ALTINOVA MESLEK YÜKSEKOKULU
Yalova Üniversitesine bağlıdır. Altınova Meslek Yüksekokulu: sanayi ve yerel yönetim işbirliği çerçevesinde, il ve bölgedeki imalat sektörü başta olmak üzere, iş dünyasının talep ettiği yeterliliklere sahip nitelikli bireyler yetiştirmek vizyonu ile kurulmuştur.
GEZİLECEK YERLER
HELENAPOLİS
Hersek civarındadır. Körfez köprüsünün tam altındadır. Kent, Bizans imparatoru Constantinus tarafından kurulmuş ve annesi Helena’nın ismine atfen “Helenapolis” ismi verilmiştir. Ancak kentin ismiyle ilgili başka bir varsayım daha bulunmaktadır. Helenopolis gerçekte Luwi dilinden gelme “Elena” adının yani “Ela-na” “Boğaz-sal”, “Geçit-sal” adıdır. Helen dilinde Polis, kent sözcüğünden türetilmiştir. Dolayısı ile şehrin ismi “Boğaz/Geçit kenti” anlamına gelmektedir. Çünkü Bizans öncesinde bu bölgenin geçiş yeri olarak kullanıldığı biliniyor ve bu açıklama coğrafi konuma uyuyor. Doğu Roma İmparatorluğunun merkezi Costantinopolis olduktan sonra, imparator Iustinianos devrinde, İstanbul’a sadece 100 km uzaklıktaki Helenopolis şehri, İstanbul-İznik yolu üzerinde bulunduğu için önem kazanmıştır. Kent, döneminin büyük metropol kentlerinden biridir. Ancak kent halen toprak altındadır, herhangi bir resmi kazı çalışması yapılmamıştır.
ÇOBANKALE-KOYUN HİSAR
Çobankale stratejik bir konumdadır. Çünkü, gerek Roma, Bizans ve Selçuklu ve gerekse Osmanlı dönemlerinde, İstanbul’dan başlayıp Anadolu içlerine giden en önemli yolun hemen kenarında ve yolu kontrol eder hakim bir konumdadır. Yalakdere denen vadideki yolu kontrol eden Çobankale, tarihte Bizans ve Osmanlı arasında yapılan “Bafeus Savaşı” (1302) na tanıklık etmişti. Osmanlılar bu savaştan sonra aşiret olmaktan çıkarak kendisine katılanlarla birlikte, hızla devlet düzenine geçmiştir. Çobankale: Yalova-Altınova ilçesi, Karadere köyü, Çobankale mahallesi, Yalakdere vadisi üzerinde, Hersek’e yaklaşık 7 km uzaklıkta, Soğuksu köyünün 2 km güneyindedir.

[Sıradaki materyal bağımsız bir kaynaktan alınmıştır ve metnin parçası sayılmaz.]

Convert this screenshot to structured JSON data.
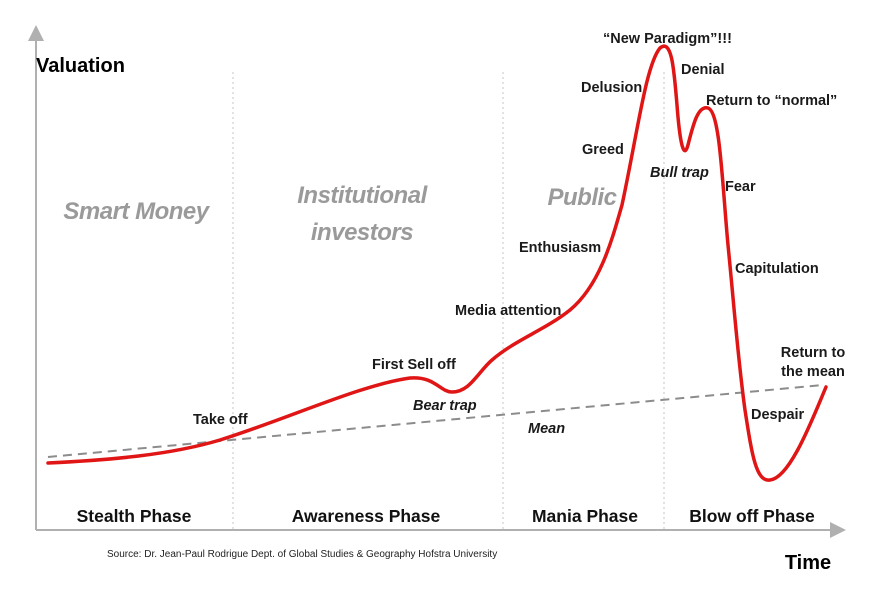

Kale 150 metre rakımlı bir tepede kuruludur. Ölçüleri 180 x 120 metredir. İlk olarak kim tarafından inşa edildiği bilinmiyor. Ancak Cenevizliler tarafından yapıldığı tahmin edilmektedir. Hatta Clive Foss (İngiliz Arkeoloji Enstitüsü Araştırmacı kuruluşu) tarafından, İmparator Alexius tarafından 1087 yılında yapıldığı öne sürülmektedir. Öte yandan, kalenin isminin anlamının “Çobanların buraya sürülerini dinlendirmek için geldiklerinden buraya Çobankale ismi verildiği” söylenmektedir. Yapım tarihi olarak ise 11-14’ncü yüzyıllar arası tarihlenmektedir. Kalede herhangi bir resmi araştırma ve kazı yapılmamıştır.
DİLBURNU DENİZ FENERİ MÜZESİ
Hersek köyündedir. Yığma tuğla örgülü, kagir yapılı ve tek katlıdır. 1863 yılında Fransızlar tarafından inşa edilmiştir. Ancak günümüze kadar birkaç defa yıkılıp yeniden yapılmıştır. Yerden 9 metre yüksekliktedir.
Deniz feneri ve müzesinin mülkiyeti Kıyı Emniyet Müdürlüğüne aittir. Müzede: binanın mimari tarihi, deniz fenerlerinin çalışma prensipleri, fener çalışanlarının gündelik yaşam hikayeleri vardır. Bunlar: grafik anlatımlar, objeler ve interaktif uygulamalarla desteklenerek ziyaretçileri sunulmaktadır.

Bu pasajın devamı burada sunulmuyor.